Vikash Mansinghka (Ph.D. student, MIT) is a graduate student at MIT. His work centers on probabilistic programming languages, virtual machines for stochastic computation, and physical machines based on natively stochastic digital circuits that recover classical abstractions in a deterministic limit. He also develops models and algorithms based on cognitive and industrial applications, emphasizing nonparametric Bayesian methods.
John Winn (Microsoft Research Cambridge) works on automating probabilistic inference and applying these inference methods to solve problems in vision and computational biology. He developed Variational Message Passing for automatically applying variational Bayesian methods to large models and also several software inference frameworks including VIBES and the probabilistic language Csoft used in Infer.NET (with Tom Minka). He is interested in developing probabilistic programming frameworks which are both flexible and efficient enough to meet the challenges of today's inference tasks.
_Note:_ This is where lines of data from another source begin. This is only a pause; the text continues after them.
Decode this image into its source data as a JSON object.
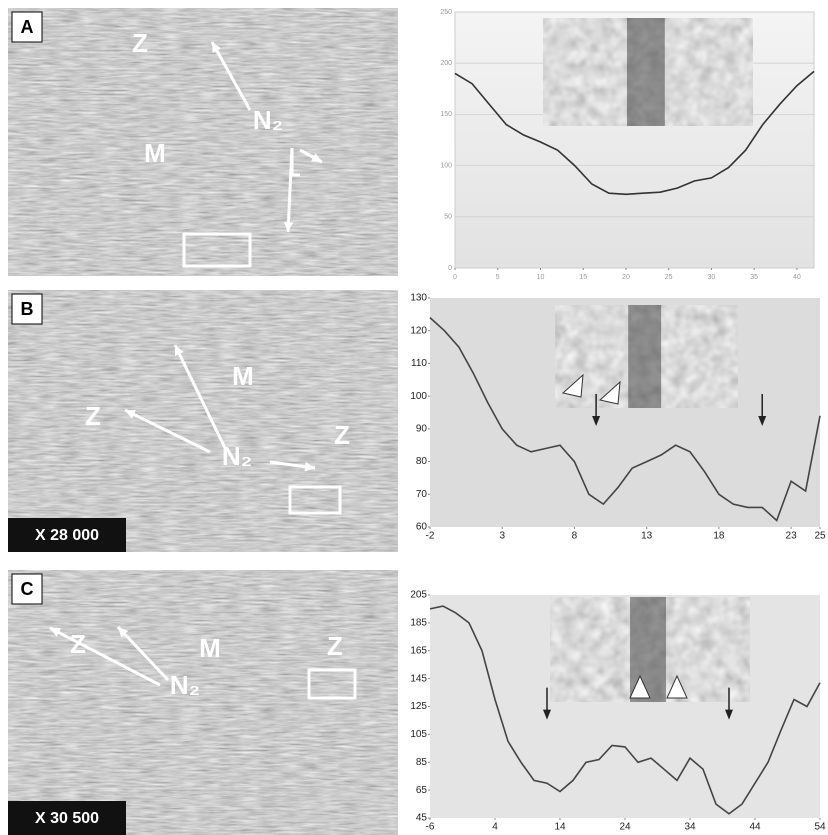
{
  "micrographs": [
    {
      "label": "A",
      "annotations": [
        "Z",
        "N₂",
        "M"
      ]
    },
    {
      "label": "B",
      "annotations": [
        "Z",
        "M",
        "Z",
        "N₂"
      ],
      "magnification": "X 28 000"
    },
    {
      "label": "C",
      "annotations": [
        "Z",
        "M",
        "Z",
        "N₂"
      ],
      "magnification": "X 30 500"
    }
  ],
  "chart_data": [
    {
      "type": "line",
      "color": "#333333",
      "x": [
        0,
        2,
        4,
        6,
        8,
        10,
        12,
        14,
        16,
        18,
        20,
        22,
        24,
        26,
        28,
        30,
        32,
        34,
        36,
        38,
        40,
        42
      ],
      "values": [
        190,
        180,
        160,
        140,
        130,
        123,
        115,
        100,
        82,
        73,
        72,
        73,
        74,
        78,
        85,
        88,
        98,
        115,
        140,
        160,
        178,
        192
      ],
      "xlim": [
        0,
        42
      ],
      "xticks": [
        0,
        5,
        10,
        15,
        20,
        25,
        30,
        35,
        40
      ],
      "ylim": [
        0,
        250
      ],
      "yticks": [
        0,
        50,
        100,
        150,
        200,
        250
      ],
      "grid": true
    },
    {
      "type": "line",
      "color": "#444444",
      "x": [
        -2,
        -1,
        0,
        1,
        2,
        3,
        4,
        5,
        6,
        7,
        8,
        9,
        10,
        11,
        12,
        13,
        14,
        15,
        16,
        17,
        18,
        19,
        20,
        21,
        22,
        23,
        24,
        25
      ],
      "values": [
        124,
        120,
        115,
        107,
        98,
        90,
        85,
        83,
        84,
        85,
        80,
        70,
        67,
        72,
        78,
        80,
        82,
        85,
        83,
        77,
        70,
        67,
        66,
        66,
        62,
        74,
        71,
        94
      ],
      "xlim": [
        -2,
        25
      ],
      "xticks": [
        -2,
        3,
        8,
        13,
        18,
        23,
        25
      ],
      "ylim": [
        60,
        130
      ],
      "yticks": [
        60,
        70,
        80,
        90,
        100,
        110,
        120,
        130
      ],
      "grid": false
    },
    {
      "type": "line",
      "color": "#444444",
      "x": [
        -6,
        -4,
        -2,
        0,
        2,
        4,
        6,
        8,
        10,
        12,
        14,
        16,
        18,
        20,
        22,
        24,
        26,
        28,
        30,
        32,
        34,
        36,
        38,
        40,
        42,
        44,
        46,
        48,
        50,
        52,
        54
      ],
      "values": [
        195,
        197,
        192,
        185,
        165,
        130,
        100,
        85,
        72,
        70,
        64,
        72,
        85,
        87,
        97,
        96,
        85,
        88,
        80,
        72,
        88,
        80,
        55,
        48,
        55,
        70,
        85,
        108,
        130,
        125,
        142
      ],
      "xlim": [
        -6,
        54
      ],
      "xticks": [
        -6,
        4,
        14,
        24,
        34,
        44,
        54
      ],
      "ylim": [
        45,
        205
      ],
      "yticks": [
        45,
        65,
        85,
        105,
        125,
        145,
        165,
        185,
        205
      ],
      "grid": false
    }
  ]
}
David McAllester (Toyota Technology Institute at Chicago) is a prominent figure in several closely related areas. He is well known in the programming languages community for static analysis algorithms and for work on the semantics of types and contracts. He is well known in the machine learning community for the PAC-Bayesian theorem relating Bayesian priors to frequentist generalization bounds. Recently he has been working on grammar-based models for computer vision and was part of a team that took second place in the 2007 PASCAL object detection challenge.
Joshua Tenenbaum (MIT) is a world leader in computational models of human cognition, probabilistic knowledge representation, and inductive learning. He has a strong scholarly record in machine learning based on intricately structured probabilistic models, including best paper or best student paper awards at NIPS (for learning hierarchically structured semantic models), CVPR (for separating style and content in visual recognition), and the Cognitive Science conference (for probabilistic schema-based models of human causal learning and categorization). He is also the creator of Isomap, an influential approach to learning nonlinear manifolds.